I found a fragment similar to this in some (C ++) code that I am preparing for a 64-bit port.
int n; size_t pos, npos; while((pos = find(ch, start)) != npos) { n++;
While I seriously doubt that this will actually cause a problem even in applications with intensive memory, it is worth taking a look from a theoretical point of view, since such errors can occur, which will cause problems. (Change n to short in the example above, and even small files can overflow the counter.)
Static analysis tools are useful, but they cannot detect such an error directly. (Not yet.) The counter n does not participate in the while statement at all, therefore it is not as simple as other loops (where type conversion errors lead to an error). Any tool will have to determine that the cycle will execute more than 2 31 times, but this means that it should be able to evaluate how many times the expression (pos = find(ch, start)) != npos will be evaluated as true - not a small feat ! Even if the tool can determine that the loop can execute more than 2 31 times (say, because it recognizes that the find function is working on the string), how could it know that the loop wonβt execute more than 2 64 times, overflowing the size_t value too ?
It seems obvious that the human eye is required for the final identification and correction of this kind of error, but are there schemes that give such an error, so it can be checked manually? What kind of errors do I have to keep track of?
EDIT 1: Since the short , int and long types are intrinsically problematic, such an error can be found by examining each instance of these types. However, given their ubiquity in legacy C ++ code, I'm not sure if this is practical for most software. What else gives this error? It seems that every while may exhibit some error? ( for loops, of course, are not protected from this!) How bad is such an error if we are not dealing with 16-bit types such as short ?
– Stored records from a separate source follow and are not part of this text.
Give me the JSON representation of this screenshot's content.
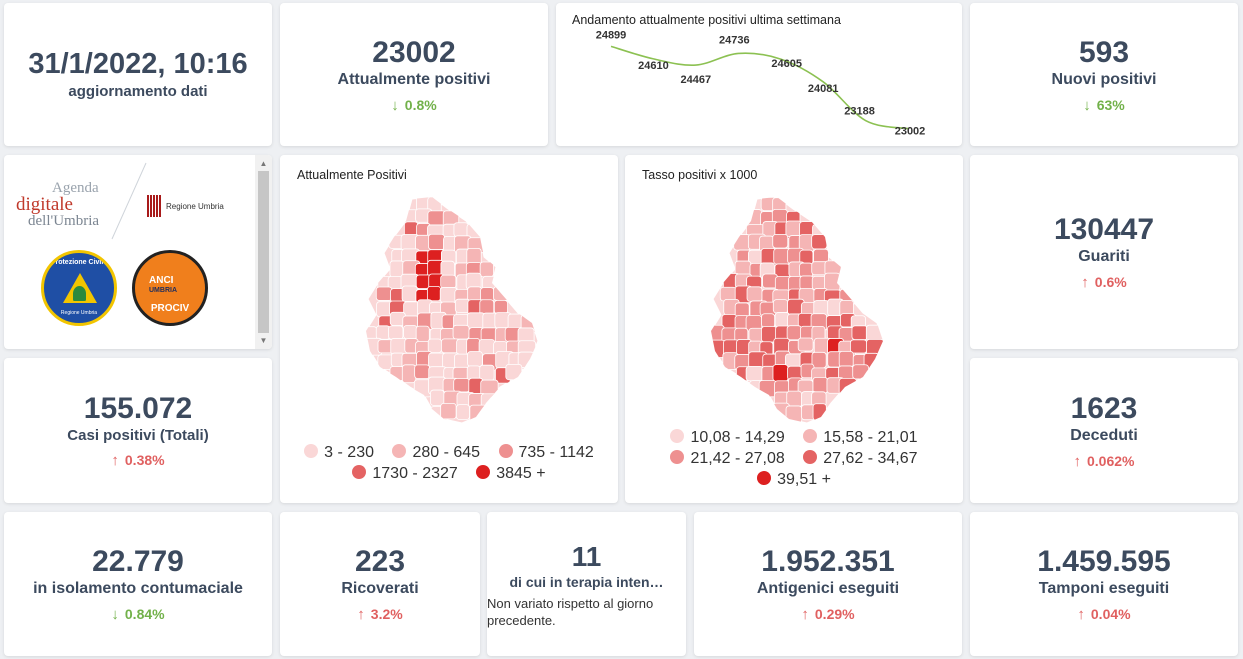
{
  "update": {
    "datetime": "31/1/2022, 10:16",
    "label": "aggiornamento dati"
  },
  "attualmente_positivi": {
    "value": "23002",
    "label": "Attualmente positivi",
    "arrow": "down",
    "change": "0.8%"
  },
  "trend_chart": {
    "title": "Andamento attualmente positivi ultima settimana",
    "chart_data": {
      "type": "line",
      "title": "Andamento attualmente positivi ultima settimana",
      "values": [
        24899,
        24610,
        24467,
        24736,
        24605,
        24081,
        23188,
        23002
      ],
      "data_labels": [
        "24899",
        "24610",
        "24467",
        "24736",
        "24605",
        "24081",
        "23188",
        "23002"
      ],
      "series_color": "#8cc152",
      "ylim": [
        22900,
        25000
      ],
      "grid": false
    }
  },
  "nuovi_positivi": {
    "value": "593",
    "label": "Nuovi positivi",
    "arrow": "down",
    "change": "63%"
  },
  "logos": {
    "agenda_line1": "Agenda",
    "agenda_line2": "digitale",
    "agenda_line3": "dell'Umbria",
    "regione": "Regione Umbria",
    "protezione_top": "Protezione Civile",
    "protezione_bottom": "Regione Umbria",
    "anci_line1": "ANCI",
    "anci_line2": "UMBRIA",
    "anci_line3": "PROCIV"
  },
  "map_positivi": {
    "title": "Attualmente Positivi",
    "legend": [
      {
        "label": "3 - 230",
        "color": "#fad7d7"
      },
      {
        "label": "280 - 645",
        "color": "#f5b5b5"
      },
      {
        "label": "735 - 1142",
        "color": "#ee9090"
      },
      {
        "label": "1730 - 2327",
        "color": "#e46363"
      },
      {
        "label": "3845 +",
        "color": "#dd2020"
      }
    ]
  },
  "map_tasso": {
    "title": "Tasso positivi x 1000",
    "legend": [
      {
        "label": "10,08 - 14,29",
        "color": "#fad7d7"
      },
      {
        "label": "15,58 - 21,01",
        "color": "#f5b5b5"
      },
      {
        "label": "21,42 - 27,08",
        "color": "#ee9090"
      },
      {
        "label": "27,62 - 34,67",
        "color": "#e46363"
      },
      {
        "label": "39,51 +",
        "color": "#dd2020"
      }
    ]
  },
  "guariti": {
    "value": "130447",
    "label": "Guariti",
    "arrow": "up",
    "change": "0.6%"
  },
  "casi_totali": {
    "value": "155.072",
    "label": "Casi positivi (Totali)",
    "arrow": "up",
    "change": "0.38%"
  },
  "deceduti": {
    "value": "1623",
    "label": "Deceduti",
    "arrow": "up",
    "change": "0.062%"
  },
  "isolamento": {
    "value": "22.779",
    "label": "in isolamento contumaciale",
    "arrow": "down",
    "change": "0.84%"
  },
  "ricoverati": {
    "value": "223",
    "label": "Ricoverati",
    "arrow": "up",
    "change": "3.2%"
  },
  "terapia": {
    "value": "11",
    "label": "di cui in terapia inten…",
    "note": "Non variato rispetto al giorno precedente."
  },
  "antigenici": {
    "value": "1.952.351",
    "label": "Antigenici eseguiti",
    "arrow": "up",
    "change": "0.29%"
  },
  "tamponi": {
    "value": "1.459.595",
    "label": "Tamponi eseguiti",
    "arrow": "up",
    "change": "0.04%"
  },
  "icons": {
    "up": "↑",
    "down": "↓",
    "arrow_names": {
      "up": "arrow-up-icon",
      "down": "arrow-down-icon"
    }
  },
  "colors": {
    "up": "#e06060",
    "down": "#72b14a",
    "line": "#8cc152",
    "text": "#3c4a5e"
  }
}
EDIT 2: Here is another example showing how this error appears in a for loop.
int i = 0; for (iter = c.begin(); iter != c.end(); iter++, i++) { /* ... */ }
This is essentially the same problem: loops rely on some variable that never interacts directly with a wider type. The variable may still overflow, but the compiler or tool does not detect a casting error. (Strictly speaking, they are not.)
EDIT 3: The code I'm working with is very large. (10-15 million lines of code for C ++ alone.) It is impossible to verify all this, so I am interested in identifying this problem (even if it leads to a high false positive rate) automatically.